That's the IRB 360 flexpicker. Three arms, with full motion. And the shaft down the middle that allows spinning the eoat.
When I first set it up, I had the acceleration up a <bit> too high. Picked up the first sausage, an 8ounce piece, and proceded to the place position. The accleration was so high, the sausage seperated from the eoat, bounced off the cell, and hit the other side of the cell. Oops. Amazing the acceleration of those servos.


----------



## megha001

FrancSevin said:


> First off, welcome to our Forum!
> 
> Now for RPA.  Very useful technology.  Whilst it will replace a human worker, or team of workers, it does replicate their efforts with more precision, and dependable realization of consistent quality.  Thus, affording the delivery of expectations to the customer. My youngest brother, who's family lived in my basement for years while he studied the technology, is a world-renowned engineer of RPA.  His work can be found in auto plants all over the globe.
> 
> 
> That said, I do not use it.  My company is a custom Contract-Packager and we found RPA cannot pay for itself over a reasonable time.  For what we do, the flexibility of the human mind is priceless.  However, robots tend to show up every day, on time, and ready to perform as expected.
> 
> RPA requires a consistent backlog of work, particularly consistent and repeatable assignments of effort. Tech's for the RPA are high paying and rare, therefore costly unless work is steady and of sufficient volume to justify the salaries required to attain qualified personnel. Put together, these factors make RPA difficult to financially justify.
> 
> All that said, I recommend them were applicable. Especially in manufacturing.
> 
> 
> In what business are you involved


Thanks for sharing your insights 
I work in the IT sector.


----------



## waybomb

So I looked up RPA. Has nothing to do with the robots I worked with! Interesting stuff.


----------



## FrancSevin

waybomb said:


> So I looked up RPA. Has nothing to do with the robots I worked with...

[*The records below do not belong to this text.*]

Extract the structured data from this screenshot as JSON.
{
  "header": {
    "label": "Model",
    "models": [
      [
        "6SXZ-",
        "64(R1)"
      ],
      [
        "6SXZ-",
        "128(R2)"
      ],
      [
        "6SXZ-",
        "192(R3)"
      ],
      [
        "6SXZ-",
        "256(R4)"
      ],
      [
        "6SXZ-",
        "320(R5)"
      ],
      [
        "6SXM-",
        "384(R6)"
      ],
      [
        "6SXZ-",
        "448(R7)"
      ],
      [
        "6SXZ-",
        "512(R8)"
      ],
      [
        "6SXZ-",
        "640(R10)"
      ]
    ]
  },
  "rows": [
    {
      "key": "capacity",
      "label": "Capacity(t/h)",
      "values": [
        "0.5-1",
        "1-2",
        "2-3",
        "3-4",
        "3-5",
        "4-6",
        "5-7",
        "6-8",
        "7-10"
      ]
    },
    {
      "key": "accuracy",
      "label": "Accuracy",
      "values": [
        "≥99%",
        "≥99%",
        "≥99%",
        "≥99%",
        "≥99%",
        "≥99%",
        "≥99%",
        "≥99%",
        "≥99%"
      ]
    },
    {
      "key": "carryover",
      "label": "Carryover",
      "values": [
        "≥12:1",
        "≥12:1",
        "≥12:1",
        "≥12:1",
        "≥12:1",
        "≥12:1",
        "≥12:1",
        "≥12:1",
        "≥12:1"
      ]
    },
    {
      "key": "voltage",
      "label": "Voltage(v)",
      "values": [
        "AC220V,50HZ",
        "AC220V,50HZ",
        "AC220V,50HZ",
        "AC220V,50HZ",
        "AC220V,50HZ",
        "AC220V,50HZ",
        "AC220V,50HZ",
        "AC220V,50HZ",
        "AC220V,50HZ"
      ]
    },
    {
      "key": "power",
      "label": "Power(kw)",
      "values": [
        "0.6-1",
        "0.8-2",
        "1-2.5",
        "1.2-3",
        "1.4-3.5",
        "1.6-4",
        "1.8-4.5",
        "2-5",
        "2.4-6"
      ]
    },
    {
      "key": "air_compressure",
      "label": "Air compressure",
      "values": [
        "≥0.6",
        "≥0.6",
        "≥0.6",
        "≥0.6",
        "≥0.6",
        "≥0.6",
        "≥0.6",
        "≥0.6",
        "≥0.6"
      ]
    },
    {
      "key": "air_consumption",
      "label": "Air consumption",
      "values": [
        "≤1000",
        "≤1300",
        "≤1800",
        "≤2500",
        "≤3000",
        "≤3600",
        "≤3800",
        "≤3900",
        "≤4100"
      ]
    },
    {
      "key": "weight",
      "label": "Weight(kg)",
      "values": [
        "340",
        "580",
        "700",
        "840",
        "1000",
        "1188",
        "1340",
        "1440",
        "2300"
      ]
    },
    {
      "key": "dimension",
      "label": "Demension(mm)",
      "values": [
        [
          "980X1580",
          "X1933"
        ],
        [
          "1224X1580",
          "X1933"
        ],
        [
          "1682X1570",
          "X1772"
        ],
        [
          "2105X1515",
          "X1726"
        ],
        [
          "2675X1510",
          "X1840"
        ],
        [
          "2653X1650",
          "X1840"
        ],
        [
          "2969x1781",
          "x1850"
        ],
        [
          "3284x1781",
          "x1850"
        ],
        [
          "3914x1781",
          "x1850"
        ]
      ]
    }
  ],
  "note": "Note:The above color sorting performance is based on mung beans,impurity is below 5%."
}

YEs, it is different in that it is about managing data in real time. But it is virtually necessary to manage Robotic processing plant operations because of the data feeds to management.  Whilst a few bots in the manufacturing process can be managed by humans, and entire plant producing cars or dishwashers, is a lot of information. I can't imagine not having RPA.
That said, and from my perspective, without robotic manufacturing why would one need RPA?

Unless the processes were massive in volume and scale, why would one need either?

Of course, once the government has the ability to spy on every individual, I would guess they could use it.  Puts us one step closer to,,,, "The Matrix"


----------



## eshikakhanna08

Robotic Process Automation is one of the finest technologies that offer next-level efficiency and accuracy in performing day-to-day business tasks! RPA tools can manage the operations & processes the same way humans do, these tools are good at doing repeatable, rule-based tasks like processing claims, customer data, etc.

RPA has several applications in different industries like Healthcare, Insurance, Fintech, Human Resources & Retail. RPA has wide-ranging benefits that can improve your business services and productivity. I read a few use cases here


----------



## FrancSevin

Being a bit confused by some of the posts here i checked with my brother today. here is some of his response,,,;

_Yes, we do enterprise automation, which RPA is one aspect. The robots that are referred to are really digital robots. Little snippets of code that replace eyes on screens and fingers on keyboards. Most RPA solutions use a “record” functions on your computer to capture keystrokes. Redwood is wholly different in the market as we build our robots within the application and don’t rely on user system. The user still sees everything, but the robot is running using the application directly. Much more accurate, efficient, and effective. It is also audit-able.
In terms of manufacturing, we also have IoT capable processes that can provide real-time floor manufacture data from machine status, to inventory management, and automatic invocation of re-plans based on supply chain changes and order status.



Its all pretty cool really._

Back in the days when I ran large manufacturing plants at diverse locations, I received daily shift reports on what was done, what was consumed, and what relationship that had with what was still in the plans to be accomplished.  I processed the information every morning, in a few hours, from which I could then make decisions.  With RPA I could have made them instantaneously in real time as they happened.

I think what eshikakhanna0 is discussing is a software app.  Not it's integration into manufacturing alone but perhaps a broader view.


----------



## tommu56

We use a gateway's on our PLC systems to pass data to IT for real time information  to management. As for the machine control everything is done in side the PLC environment and   to put it simply we give the finessed data to server for IT to pull no data comes in through the server to the PLC's. Basically management asks for data from IT it figures out what they wanted and  gives us a request for data we put it in a register give them an address to get it.  One of the biggest learning curves for our IT group was they didn't need data accurate to the millisecond that most times 5 minuets was an acceptable time base. They causes some major plant network outages by demanding "fast data" and they were polling the gateway every couple millisecond's (getting the same numbers) and I'm talking about  hundreds  of of registers and the network couldn't handle all that data, that's why we (PLC heads) don't want IT on the machine network directly and use the gateways.


----------